In those early days, even young Ida had a fine growth well beyond the lower tips of her chicken-wing hips, though it was thinner than it might have been because of her constant plucking of it to make wristlets and anklets. The rest of us hadn’t seen our knees behind us in some time for the heavy rain of hair that covered them. But now success seemed to stimulate our hair’s growth – or perhaps the better dinners we were presently eating thanks to our earnings had something to do with the extraordinary spurt of extra follicular inches we experienced in those first months on the stage. We were able to do away with the chairs for the final curtain of curls. When our hair dropped down our backs, we had only to incline our knees so that the hair fell near the ground or touched it.

Even if they knew what was coming, the audience drew breath, made moans, threw flowers and money. Hats were waved, handkerchiefs thrown up in the air. Darcy had us pick up the flowers and tuck them in our hair as we bobbed and smiled with downcast eyes. The money, we collected only after the audience had departed.

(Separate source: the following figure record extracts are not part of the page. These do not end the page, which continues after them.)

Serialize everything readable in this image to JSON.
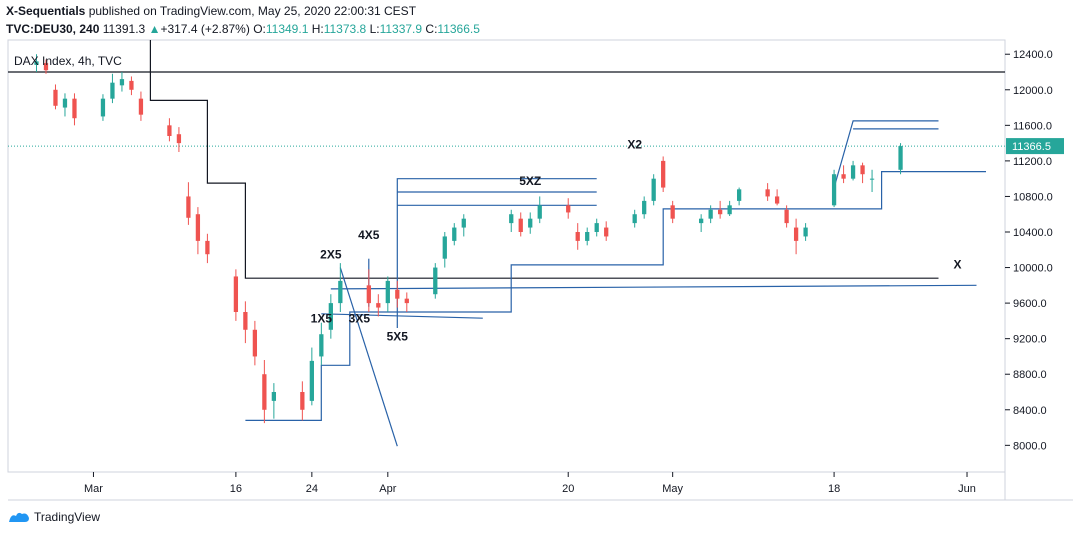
{
  "header": {
    "author": "X-Sequentials",
    "published_text": "published on TradingView.com, May 25, 2020 22:00:31 CEST",
    "symbol": "TVC:DEU30, 240",
    "last": "11391.3",
    "change_arrow": "▲",
    "change": "+317.4 (+2.87%)",
    "o_label": "O:",
    "o_value": "11349.1",
    "h_label": "H:",
    "h_value": "11373.8",
    "l_label": "L:",
    "l_value": "11337.9",
    "c_label": "C:",
    "c_value": "11366.5"
  },
  "footer": {
    "brand": "TradingView"
  },
  "colors": {
    "up": "#26a69a",
    "down": "#ef5350",
    "drawing": "#2962a8",
    "price_badge": "#26a69a"
  },
  "chart_data": {
    "type": "candlestick",
    "title": "DAX Index, 4h, TVC",
    "price_label": "11366.5",
    "ylim": [
      7700,
      12560
    ],
    "y_ticks": [
      12400,
      12000,
      11600,
      11200,
      10800,
      10400,
      10000,
      9600,
      9200,
      8800,
      8400,
      8000
    ],
    "y_tick_labels": [
      "12400.0",
      "12000.0",
      "11600.0",
      "11200.0",
      "10800.0",
      "10400.0",
      "10000.0",
      "9600.0",
      "9200.0",
      "8800.0",
      "8400.0",
      "8000.0"
    ],
    "x_ticks": [
      {
        "date": "2020-03-01",
        "label": "Mar"
      },
      {
        "date": "2020-03-16",
        "label": "16"
      },
      {
        "date": "2020-03-24",
        "label": "24"
      },
      {
        "date": "2020-04-01",
        "label": "Apr"
      },
      {
        "date": "2020-04-20",
        "label": "20"
      },
      {
        "date": "2020-05-01",
        "label": "May"
      },
      {
        "date": "2020-05-18",
        "label": "18"
      },
      {
        "date": "2020-06-01",
        "label": "Jun"
      }
    ],
    "x_range": [
      "2020-02-21",
      "2020-06-05"
    ],
    "annotations": [
      {
        "text": "2X5",
        "date": "2020-03-26",
        "price": 10100
      },
      {
        "text": "1X5",
        "date": "2020-03-25",
        "price": 9380
      },
      {
        "text": "4X5",
        "date": "2020-03-30",
        "price": 10320
      },
      {
        "text": "3X5",
        "date": "2020-03-29",
        "price": 9380
      },
      {
        "text": "5X5",
        "date": "2020-04-02",
        "price": 9180
      },
      {
        "text": "5XZ",
        "date": "2020-04-16",
        "price": 10930
      },
      {
        "text": "X2",
        "date": "2020-04-27",
        "price": 11340
      },
      {
        "text": "X",
        "date": "2020-05-31",
        "price": 9990
      }
    ],
    "candles": [
      [
        "2020-02-24",
        12280,
        12400,
        12200,
        12320
      ],
      [
        "2020-02-25",
        12300,
        12340,
        12180,
        12220
      ],
      [
        "2020-02-26",
        12000,
        12060,
        11780,
        11820
      ],
      [
        "2020-02-27",
        11800,
        11960,
        11700,
        11900
      ],
      [
        "2020-02-28",
        11900,
        11960,
        11600,
        11680
      ],
      [
        "2020-03-02",
        11700,
        11950,
        11650,
        11900
      ],
      [
        "2020-03-03",
        11900,
        12180,
        11850,
        12080
      ],
      [
        "2020-03-04",
        12050,
        12200,
        11980,
        12120
      ],
      [
        "2020-03-05",
        12100,
        12150,
        11940,
        12000
      ],
      [
        "2020-03-06",
        11900,
        11980,
        11650,
        11720
      ],
      [
        "2020-03-09",
        11600,
        11680,
        11420,
        11480
      ],
      [
        "2020-03-10",
        11500,
        11580,
        11300,
        11400
      ],
      [
        "2020-03-11",
        10800,
        10960,
        10480,
        10560
      ],
      [
        "2020-03-12",
        10600,
        10680,
        10150,
        10300
      ],
      [
        "2020-03-13",
        10300,
        10380,
        10050,
        10150
      ],
      [
        "2020-03-16",
        9900,
        9980,
        9400,
        9500
      ],
      [
        "2020-03-17",
        9500,
        9620,
        9150,
        9300
      ],
      [
        "2020-03-18",
        9300,
        9400,
        8900,
        9000
      ],
      [
        "2020-03-19",
        8800,
        8960,
        8250,
        8400
      ],
      [
        "2020-03-20",
        8500,
        8700,
        8300,
        8600
      ],
      [
        "2020-03-23",
        8600,
        8720,
        8280,
        8400
      ],
      [
        "2020-03-24",
        8500,
        9100,
        8450,
        8950
      ],
      [
        "2020-03-25",
        9000,
        9380,
        8900,
        9250
      ],
      [
        "2020-03-26",
        9300,
        9700,
        9200,
        9600
      ],
      [
        "2020-03-27",
        9600,
        10050,
        9500,
        9850
      ],
      [
        "2020-03-30",
        9800,
        9980,
        9500,
        9600
      ],
      [
        "2020-03-31",
        9600,
        9700,
        9450,
        9550
      ],
      [
        "2020-04-01",
        9600,
        9900,
        9500,
        9850
      ],
      [
        "2020-04-02",
        9750,
        9850,
        9550,
        9650
      ],
      [
        "2020-04-03",
        9650,
        9720,
        9500,
        9600
      ],
      [
        "2020-04-06",
        9700,
        10050,
        9650,
        10000
      ],
      [
        "2020-04-07",
        10100,
        10400,
        10000,
        10350
      ],
      [
        "2020-04-08",
        10300,
        10500,
        10250,
        10450
      ],
      [
        "2020-04-09",
        10450,
        10600,
        10350,
        10550
      ],
      [
        "2020-04-14",
        10500,
        10650,
        10400,
        10600
      ],
      [
        "2020-04-15",
        10550,
        10620,
        10350,
        10400
      ],
      [
        "2020-04-16",
        10450,
        10620,
        10380,
        10550
      ],
      [
        "2020-04-17",
        10550,
        10800,
        10500,
        10700
      ],
      [
        "2020-04-20",
        10700,
        10780,
        10550,
        10620
      ],
      [
        "2020-04-21",
        10400,
        10500,
        10200,
        10300
      ],
      [
        "2020-04-22",
        10300,
        10450,
        10250,
        10400
      ],
      [
        "2020-04-23",
        10400,
        10550,
        10350,
        10500
      ],
      [
        "2020-04-24",
        10450,
        10520,
        10300,
        10350
      ],
      [
        "2020-04-27",
        10500,
        10650,
        10450,
        10600
      ],
      [
        "2020-04-28",
        10600,
        10800,
        10550,
        10750
      ],
      [
        "2020-04-29",
        10750,
        11050,
        10700,
        11000
      ],
      [
        "2020-04-30",
        11200,
        11250,
        10850,
        10900
      ],
      [
        "2020-05-01",
        10700,
        10750,
        10500,
        10550
      ],
      [
        "2020-05-04",
        10500,
        10600,
        10400,
        10550
      ],
      [
        "2020-05-05",
        10550,
        10700,
        10500,
        10650
      ],
      [
        "2020-05-06",
        10650,
        10750,
        10550,
        10600
      ],
      [
        "2020-05-07",
        10600,
        10750,
        10580,
        10700
      ],
      [
        "2020-05-08",
        10750,
        10900,
        10700,
        10880
      ],
      [
        "2020-05-11",
        10880,
        10950,
        10750,
        10800
      ],
      [
        "2020-05-12",
        10800,
        10880,
        10700,
        10720
      ],
      [
        "2020-05-13",
        10650,
        10700,
        10450,
        10500
      ],
      [
        "2020-05-14",
        10450,
        10550,
        10150,
        10300
      ],
      [
        "2020-05-15",
        10350,
        10500,
        10300,
        10450
      ],
      [
        "2020-05-18",
        10700,
        11100,
        10680,
        11050
      ],
      [
        "2020-05-19",
        11050,
        11150,
        10950,
        11000
      ],
      [
        "2020-05-20",
        11000,
        11200,
        10980,
        11150
      ],
      [
        "2020-05-21",
        11150,
        11180,
        10950,
        11050
      ],
      [
        "2020-05-22",
        11000,
        11100,
        10850,
        11000
      ],
      [
        "2020-05-25",
        11100,
        11400,
        11050,
        11366.5
      ]
    ],
    "lines": [
      {
        "name": "resistance-12200",
        "color": "#131722",
        "points": [
          [
            "2020-02-21",
            12200
          ],
          [
            "2020-06-05",
            12200
          ]
        ]
      },
      {
        "name": "step-black",
        "color": "#131722",
        "points": [
          [
            "2020-03-07",
            12560
          ],
          [
            "2020-03-07",
            11880
          ],
          [
            "2020-03-13",
            11880
          ],
          [
            "2020-03-13",
            10950
          ],
          [
            "2020-03-17",
            10950
          ],
          [
            "2020-03-17",
            9880
          ],
          [
            "2020-05-29",
            9880
          ]
        ]
      },
      {
        "name": "step-blue-lower",
        "color": "#2962a8",
        "points": [
          [
            "2020-03-17",
            8280
          ],
          [
            "2020-03-25",
            8280
          ],
          [
            "2020-03-25",
            8900
          ],
          [
            "2020-03-28",
            8900
          ],
          [
            "2020-03-28",
            9500
          ],
          [
            "2020-04-14",
            9500
          ],
          [
            "2020-04-14",
            10030
          ],
          [
            "2020-04-30",
            10030
          ],
          [
            "2020-04-30",
            10660
          ],
          [
            "2020-05-23",
            10660
          ],
          [
            "2020-05-23",
            11080
          ],
          [
            "2020-06-03",
            11080
          ]
        ]
      },
      {
        "name": "box-top-5xz",
        "color": "#2962a8",
        "points": [
          [
            "2020-04-02",
            9320
          ],
          [
            "2020-04-02",
            11000
          ],
          [
            "2020-04-23",
            11000
          ]
        ]
      },
      {
        "name": "level-10850",
        "color": "#2962a8",
        "points": [
          [
            "2020-04-02",
            10850
          ],
          [
            "2020-04-23",
            10850
          ]
        ]
      },
      {
        "name": "level-10700",
        "color": "#2962a8",
        "points": [
          [
            "2020-04-02",
            10700
          ],
          [
            "2020-04-23",
            10700
          ]
        ]
      },
      {
        "name": "diagonal-down",
        "color": "#2962a8",
        "points": [
          [
            "2020-03-27",
            10000
          ],
          [
            "2020-04-02",
            7990
          ]
        ]
      },
      {
        "name": "level-9500",
        "color": "#2962a8",
        "points": [
          [
            "2020-03-25",
            9480
          ],
          [
            "2020-04-11",
            9430
          ]
        ]
      },
      {
        "name": "x-level",
        "color": "#2962a8",
        "points": [
          [
            "2020-03-26",
            9760
          ],
          [
            "2020-06-02",
            9800
          ]
        ]
      },
      {
        "name": "4x5-tick",
        "color": "#2962a8",
        "points": [
          [
            "2020-03-30",
            10100
          ],
          [
            "2020-03-30",
            9560
          ]
        ]
      },
      {
        "name": "channel-up",
        "color": "#2962a8",
        "points": [
          [
            "2020-05-18",
            10900
          ],
          [
            "2020-05-20",
            11650
          ],
          [
            "2020-05-29",
            11650
          ]
        ]
      },
      {
        "name": "level-11560",
        "color": "#2962a8",
        "points": [
          [
            "2020-05-20",
            11560
          ],
          [
            "2020-05-29",
            11560
          ]
        ]
      }
    ]
  }
}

On the last day of summer, we gave an outdoor concert, letting our hair cascade down the stone parapets of the bridge at the Poulaphouca Waterfall. A clap like thunder and a nightmare of white light broke our pose.

Ida screamed, ‘We are exploded! It is the Fenians come to murder us!’

Down in the crowd, a man lifted his head from under a shrouded box on stilts and waved at us. It was the first time we’d been photographed and it was without our permission.

Darcy was already mumbling that now anyone could have a good look at us in a newspaper without giving her a penny. But I was tormented by a notion of all the years that had gone into growing our hair suddenly severed and our living curls ceasing to live, dispatched into eternity in a puff of magnesium smoke. All the photographs I’d seen were lifeless and flat. And there was no undoing or owning a photograph of yourself, as I understood it. Your image was etched, irrevocable as a wrinkle, on a glass plate that belonged to someone else. Now the photographer had taken our likeness, he would take it away, and there would be something abroad that did not belong to us, yet was us.